Quien quiera seguir perteneciendo a la clase alta cosmopolita o hacerse un hueco en ella ha de sostener un discurso que funcione como marcador de pertenencia, de manera similar a como los gustos por la música y el arte clásicos fueron marcadores de la cultura burguesa en los siglos XIX y XX. Hoy en día triunfa todo lo que tiene que ver con el «género» y -sobre todo en EEUU- la raza. Pero tenemos en común un generalizado relato sobre el «cambio climático» o la megalómana idea de que está en nuestra mano la «salvación del planeta». En comparación con las masas, esas «élites» se caracterizan por asegurar que debemos luchar contra el cambio climático, incluso si frenamos el crecimiento económico. En EEUU, según este estudio, aunque la mayoría de los votantes comunes y corrientes se oponen al estricto racionamiento de carne, electricidad y gas para esa lucha, el 89% de los graduados de la Ivy League (las universidades más prestigiosas) y el 77% de las «élites» en general están a favor de ello. Seguramente porque si estos racionamientos realmente se llevaran a cabo tendrían más posibilidades de esquivarlos.

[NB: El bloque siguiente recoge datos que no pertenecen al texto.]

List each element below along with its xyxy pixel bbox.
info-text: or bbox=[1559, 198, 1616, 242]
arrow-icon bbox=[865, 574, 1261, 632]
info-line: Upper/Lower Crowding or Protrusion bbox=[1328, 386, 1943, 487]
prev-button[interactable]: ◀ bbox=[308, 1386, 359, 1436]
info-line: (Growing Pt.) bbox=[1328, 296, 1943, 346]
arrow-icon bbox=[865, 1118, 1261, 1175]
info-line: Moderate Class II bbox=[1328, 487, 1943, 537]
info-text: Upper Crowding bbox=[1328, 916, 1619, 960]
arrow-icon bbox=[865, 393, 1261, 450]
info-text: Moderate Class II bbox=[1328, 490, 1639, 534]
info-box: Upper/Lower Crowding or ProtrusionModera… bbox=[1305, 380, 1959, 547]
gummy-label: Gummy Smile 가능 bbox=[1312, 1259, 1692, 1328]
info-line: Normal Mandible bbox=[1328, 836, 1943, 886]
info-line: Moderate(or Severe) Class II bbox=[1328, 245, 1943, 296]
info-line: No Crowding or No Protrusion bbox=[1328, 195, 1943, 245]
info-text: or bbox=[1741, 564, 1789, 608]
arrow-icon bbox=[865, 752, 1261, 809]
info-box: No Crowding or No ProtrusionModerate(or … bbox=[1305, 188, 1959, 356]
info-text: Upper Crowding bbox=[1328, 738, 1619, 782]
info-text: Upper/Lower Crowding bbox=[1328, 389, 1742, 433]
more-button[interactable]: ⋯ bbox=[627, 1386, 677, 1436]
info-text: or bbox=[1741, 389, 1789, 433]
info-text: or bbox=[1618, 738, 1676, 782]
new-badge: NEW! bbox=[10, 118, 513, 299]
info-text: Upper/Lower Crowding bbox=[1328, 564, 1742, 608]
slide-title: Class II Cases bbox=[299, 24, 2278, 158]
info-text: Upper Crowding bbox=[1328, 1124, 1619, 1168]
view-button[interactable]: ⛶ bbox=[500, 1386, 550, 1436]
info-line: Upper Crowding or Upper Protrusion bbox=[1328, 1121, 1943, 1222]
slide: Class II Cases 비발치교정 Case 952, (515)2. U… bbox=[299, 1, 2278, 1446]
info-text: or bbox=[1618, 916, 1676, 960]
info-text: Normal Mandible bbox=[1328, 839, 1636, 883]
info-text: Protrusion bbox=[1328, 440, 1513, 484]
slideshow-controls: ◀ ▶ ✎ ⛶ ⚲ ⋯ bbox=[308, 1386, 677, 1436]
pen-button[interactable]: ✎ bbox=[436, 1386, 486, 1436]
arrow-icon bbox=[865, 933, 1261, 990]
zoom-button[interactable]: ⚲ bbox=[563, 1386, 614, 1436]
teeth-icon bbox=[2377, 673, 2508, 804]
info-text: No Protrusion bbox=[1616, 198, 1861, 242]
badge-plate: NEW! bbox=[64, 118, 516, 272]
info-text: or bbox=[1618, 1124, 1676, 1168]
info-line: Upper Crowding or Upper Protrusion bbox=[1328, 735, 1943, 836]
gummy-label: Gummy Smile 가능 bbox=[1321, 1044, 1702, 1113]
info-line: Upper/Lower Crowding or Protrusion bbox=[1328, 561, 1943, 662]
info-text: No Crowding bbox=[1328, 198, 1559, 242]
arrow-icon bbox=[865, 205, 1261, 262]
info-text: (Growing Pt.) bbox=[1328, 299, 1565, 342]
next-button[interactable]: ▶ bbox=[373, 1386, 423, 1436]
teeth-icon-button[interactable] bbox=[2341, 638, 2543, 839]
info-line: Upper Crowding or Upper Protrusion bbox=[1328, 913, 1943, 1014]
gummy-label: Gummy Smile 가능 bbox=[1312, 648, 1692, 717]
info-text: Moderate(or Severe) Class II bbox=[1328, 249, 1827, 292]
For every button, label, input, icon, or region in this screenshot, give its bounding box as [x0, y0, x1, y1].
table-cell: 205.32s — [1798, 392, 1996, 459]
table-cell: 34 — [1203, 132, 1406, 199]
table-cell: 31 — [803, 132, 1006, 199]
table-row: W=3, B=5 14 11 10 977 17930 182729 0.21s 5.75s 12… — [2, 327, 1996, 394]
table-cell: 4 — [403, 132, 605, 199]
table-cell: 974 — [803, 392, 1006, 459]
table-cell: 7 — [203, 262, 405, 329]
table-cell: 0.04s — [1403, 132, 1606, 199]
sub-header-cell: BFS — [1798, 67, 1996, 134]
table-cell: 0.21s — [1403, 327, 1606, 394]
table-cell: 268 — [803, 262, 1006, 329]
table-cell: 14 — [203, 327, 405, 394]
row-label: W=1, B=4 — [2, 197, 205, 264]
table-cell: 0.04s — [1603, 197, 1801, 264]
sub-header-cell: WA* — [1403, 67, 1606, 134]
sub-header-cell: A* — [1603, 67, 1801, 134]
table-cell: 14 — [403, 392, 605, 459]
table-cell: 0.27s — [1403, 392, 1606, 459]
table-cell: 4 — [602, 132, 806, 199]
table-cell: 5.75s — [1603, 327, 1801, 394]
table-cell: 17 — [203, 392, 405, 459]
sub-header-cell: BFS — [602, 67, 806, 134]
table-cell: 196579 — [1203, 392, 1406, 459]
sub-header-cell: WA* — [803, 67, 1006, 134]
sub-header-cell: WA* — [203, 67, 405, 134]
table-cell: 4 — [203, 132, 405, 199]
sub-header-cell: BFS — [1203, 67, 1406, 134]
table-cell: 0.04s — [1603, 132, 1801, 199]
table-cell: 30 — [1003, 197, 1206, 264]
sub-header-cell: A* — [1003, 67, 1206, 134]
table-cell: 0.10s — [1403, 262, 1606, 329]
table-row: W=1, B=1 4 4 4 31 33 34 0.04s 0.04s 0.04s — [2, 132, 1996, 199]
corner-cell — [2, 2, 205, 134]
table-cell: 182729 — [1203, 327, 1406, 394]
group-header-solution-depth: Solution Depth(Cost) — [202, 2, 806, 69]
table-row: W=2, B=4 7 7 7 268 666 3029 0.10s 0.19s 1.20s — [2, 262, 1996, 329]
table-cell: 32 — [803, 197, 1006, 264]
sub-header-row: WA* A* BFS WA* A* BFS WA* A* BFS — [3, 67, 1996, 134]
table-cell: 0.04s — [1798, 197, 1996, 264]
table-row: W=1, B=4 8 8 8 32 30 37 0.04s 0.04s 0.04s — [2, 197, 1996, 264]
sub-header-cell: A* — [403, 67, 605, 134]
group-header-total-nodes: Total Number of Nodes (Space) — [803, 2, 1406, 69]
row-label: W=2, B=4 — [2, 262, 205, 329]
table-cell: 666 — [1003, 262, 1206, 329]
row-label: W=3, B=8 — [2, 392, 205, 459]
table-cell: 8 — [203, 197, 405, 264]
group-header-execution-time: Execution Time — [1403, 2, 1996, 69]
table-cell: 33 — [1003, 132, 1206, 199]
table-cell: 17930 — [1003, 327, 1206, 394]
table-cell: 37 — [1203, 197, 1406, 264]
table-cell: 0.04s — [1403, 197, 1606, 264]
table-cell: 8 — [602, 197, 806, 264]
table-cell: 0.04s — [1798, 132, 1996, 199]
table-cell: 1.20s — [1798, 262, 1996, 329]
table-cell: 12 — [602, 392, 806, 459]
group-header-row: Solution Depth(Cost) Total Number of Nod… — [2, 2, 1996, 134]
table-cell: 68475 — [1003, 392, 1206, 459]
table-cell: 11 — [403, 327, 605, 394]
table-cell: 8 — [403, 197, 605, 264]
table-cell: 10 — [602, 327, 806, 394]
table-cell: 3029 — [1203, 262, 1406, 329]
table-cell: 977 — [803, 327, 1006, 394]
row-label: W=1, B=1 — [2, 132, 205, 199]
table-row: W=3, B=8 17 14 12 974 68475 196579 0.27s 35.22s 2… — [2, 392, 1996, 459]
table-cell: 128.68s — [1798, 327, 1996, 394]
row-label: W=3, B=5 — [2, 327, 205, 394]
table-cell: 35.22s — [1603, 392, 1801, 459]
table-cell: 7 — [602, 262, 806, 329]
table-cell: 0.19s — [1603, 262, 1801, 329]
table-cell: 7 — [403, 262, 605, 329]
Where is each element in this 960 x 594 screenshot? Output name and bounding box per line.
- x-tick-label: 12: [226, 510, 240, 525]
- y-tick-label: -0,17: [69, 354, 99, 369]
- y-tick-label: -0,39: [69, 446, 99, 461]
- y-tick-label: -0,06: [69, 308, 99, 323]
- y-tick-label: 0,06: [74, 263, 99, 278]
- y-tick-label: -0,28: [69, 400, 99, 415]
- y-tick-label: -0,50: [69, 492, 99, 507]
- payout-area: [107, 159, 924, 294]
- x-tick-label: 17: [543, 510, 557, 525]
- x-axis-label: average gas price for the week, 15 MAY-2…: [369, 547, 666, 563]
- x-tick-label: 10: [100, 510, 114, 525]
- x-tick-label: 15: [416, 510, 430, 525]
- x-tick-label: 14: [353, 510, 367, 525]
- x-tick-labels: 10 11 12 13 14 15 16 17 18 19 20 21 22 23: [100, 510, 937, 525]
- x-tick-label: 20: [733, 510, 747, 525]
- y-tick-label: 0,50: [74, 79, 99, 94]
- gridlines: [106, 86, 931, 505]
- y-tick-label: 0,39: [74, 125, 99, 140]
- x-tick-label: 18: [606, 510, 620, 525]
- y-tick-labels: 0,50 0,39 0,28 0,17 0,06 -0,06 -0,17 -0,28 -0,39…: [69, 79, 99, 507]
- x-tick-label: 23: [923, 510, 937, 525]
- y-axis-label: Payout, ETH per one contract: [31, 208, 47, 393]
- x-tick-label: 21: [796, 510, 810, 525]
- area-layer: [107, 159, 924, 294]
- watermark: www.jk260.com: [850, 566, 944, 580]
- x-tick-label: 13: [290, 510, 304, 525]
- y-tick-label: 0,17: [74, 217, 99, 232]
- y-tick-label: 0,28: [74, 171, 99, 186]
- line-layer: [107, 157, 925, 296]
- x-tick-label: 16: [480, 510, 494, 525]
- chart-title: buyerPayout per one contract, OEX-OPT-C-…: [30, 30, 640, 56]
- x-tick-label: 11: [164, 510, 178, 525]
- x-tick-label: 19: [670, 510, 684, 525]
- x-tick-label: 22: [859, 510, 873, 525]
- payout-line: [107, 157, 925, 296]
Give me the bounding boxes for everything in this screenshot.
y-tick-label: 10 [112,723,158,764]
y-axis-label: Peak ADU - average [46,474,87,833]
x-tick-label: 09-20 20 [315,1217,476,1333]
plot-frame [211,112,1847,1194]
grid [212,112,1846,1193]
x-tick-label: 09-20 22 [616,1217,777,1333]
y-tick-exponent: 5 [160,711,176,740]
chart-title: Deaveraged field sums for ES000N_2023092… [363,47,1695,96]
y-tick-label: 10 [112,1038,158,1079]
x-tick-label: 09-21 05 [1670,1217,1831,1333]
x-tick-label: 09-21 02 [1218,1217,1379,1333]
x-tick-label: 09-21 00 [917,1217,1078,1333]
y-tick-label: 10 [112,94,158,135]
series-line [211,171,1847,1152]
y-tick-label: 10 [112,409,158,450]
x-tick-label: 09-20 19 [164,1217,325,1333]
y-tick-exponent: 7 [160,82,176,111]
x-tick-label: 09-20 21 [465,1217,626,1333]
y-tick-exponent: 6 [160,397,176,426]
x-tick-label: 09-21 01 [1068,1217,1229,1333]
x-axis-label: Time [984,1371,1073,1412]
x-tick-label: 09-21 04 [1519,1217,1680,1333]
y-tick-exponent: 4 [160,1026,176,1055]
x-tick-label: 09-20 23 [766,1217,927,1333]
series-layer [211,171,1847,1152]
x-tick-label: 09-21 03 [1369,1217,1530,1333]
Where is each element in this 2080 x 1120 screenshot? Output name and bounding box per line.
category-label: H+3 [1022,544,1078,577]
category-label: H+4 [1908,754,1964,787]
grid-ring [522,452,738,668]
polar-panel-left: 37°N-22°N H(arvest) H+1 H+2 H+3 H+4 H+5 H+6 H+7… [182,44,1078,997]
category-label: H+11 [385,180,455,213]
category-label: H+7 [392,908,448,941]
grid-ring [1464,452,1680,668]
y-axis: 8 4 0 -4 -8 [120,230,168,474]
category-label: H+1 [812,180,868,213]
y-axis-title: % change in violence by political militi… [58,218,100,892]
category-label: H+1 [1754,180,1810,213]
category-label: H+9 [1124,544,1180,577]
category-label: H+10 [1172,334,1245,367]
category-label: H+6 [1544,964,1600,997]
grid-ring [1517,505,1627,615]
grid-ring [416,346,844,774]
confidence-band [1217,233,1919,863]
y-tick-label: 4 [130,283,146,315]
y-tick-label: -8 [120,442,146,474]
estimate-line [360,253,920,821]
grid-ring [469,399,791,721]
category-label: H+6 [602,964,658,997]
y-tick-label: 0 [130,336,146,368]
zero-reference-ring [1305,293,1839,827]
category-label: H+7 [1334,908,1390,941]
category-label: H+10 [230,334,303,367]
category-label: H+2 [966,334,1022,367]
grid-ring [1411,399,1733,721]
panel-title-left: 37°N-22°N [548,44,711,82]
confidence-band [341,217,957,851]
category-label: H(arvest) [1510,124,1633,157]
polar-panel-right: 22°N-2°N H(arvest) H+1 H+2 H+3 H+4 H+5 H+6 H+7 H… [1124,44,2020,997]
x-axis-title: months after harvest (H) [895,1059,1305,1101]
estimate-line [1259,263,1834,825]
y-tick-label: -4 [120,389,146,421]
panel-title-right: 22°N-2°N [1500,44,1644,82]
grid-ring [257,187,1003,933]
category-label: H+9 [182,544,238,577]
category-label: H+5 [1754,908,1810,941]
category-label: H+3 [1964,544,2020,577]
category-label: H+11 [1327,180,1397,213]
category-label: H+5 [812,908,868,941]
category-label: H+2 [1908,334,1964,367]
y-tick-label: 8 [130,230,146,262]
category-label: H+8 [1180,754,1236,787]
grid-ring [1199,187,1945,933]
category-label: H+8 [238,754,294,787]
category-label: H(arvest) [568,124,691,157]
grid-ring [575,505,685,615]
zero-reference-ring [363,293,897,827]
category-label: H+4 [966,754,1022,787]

Nada representa mejor ese movimiento que reclama su lugar en la cumbre del cargo político que unos políticos de Sumar o Podemos que, por ejemplo, exigen reducir el agua a las granjas y al turismo para combatir la sequía. Ione Belarra, por ejemplo, secretaria general de Podemos, ha exigido que se tomen «medidas contundentes» como reducir el 80% el agua disponible para las llamadas macrogranjas, así como para la agricultura intensiva. «Es ahí donde tenemos que empezar a poner límites, donde más agua se consume y más agua se contamina».

Estamos en plena ebullición de las rebeliones de agricultores, ganaderos y, quizá muy pronto, de pescadores. La ola empezó en los Países Bajos y fue descendiendo hasta España. La Unión Europea, para mí el proyecto más importante del siglo anterior y del actual, se ha dejado llevar de forma alarmante por la llamada «agenda climática». Pretende que los agricultores destinen el 4% de la tierra cultivable a espacios no productivos, que roten sus cultivos y que reduzcan un 20% el uso de fertilizantes. Se trata de medidas no sólo impopulares y en contra de la competitividad del sector primario: lo condenan a luchar en el mercado contra quien no debe cumplir ninguna de estas normas. El Pacto Verde Europeo de la UE exige al campo una «producción respetuosa» con el medioambiente, lo que se traduce en restricciones que encarecen el producto. Con el argumento del cambio climático crece la burocracia, los días sin trabajar y la hipocresía con otros países ya que, mientras tanto, Europa importa frutas y verduras de países del norte de África.

Robert Henderson sostiene que hay muchas ideas y opiniones que confieren estatus a la clase alta, mientras que a menudo infligen costes a las clases bajas. Que muchos políticos están más interesados en servirse a sí mismos que en servir al bien común. Les llama a eso «creencias lujosas». Pero muchos sectores ya están hartos de ser los paganos.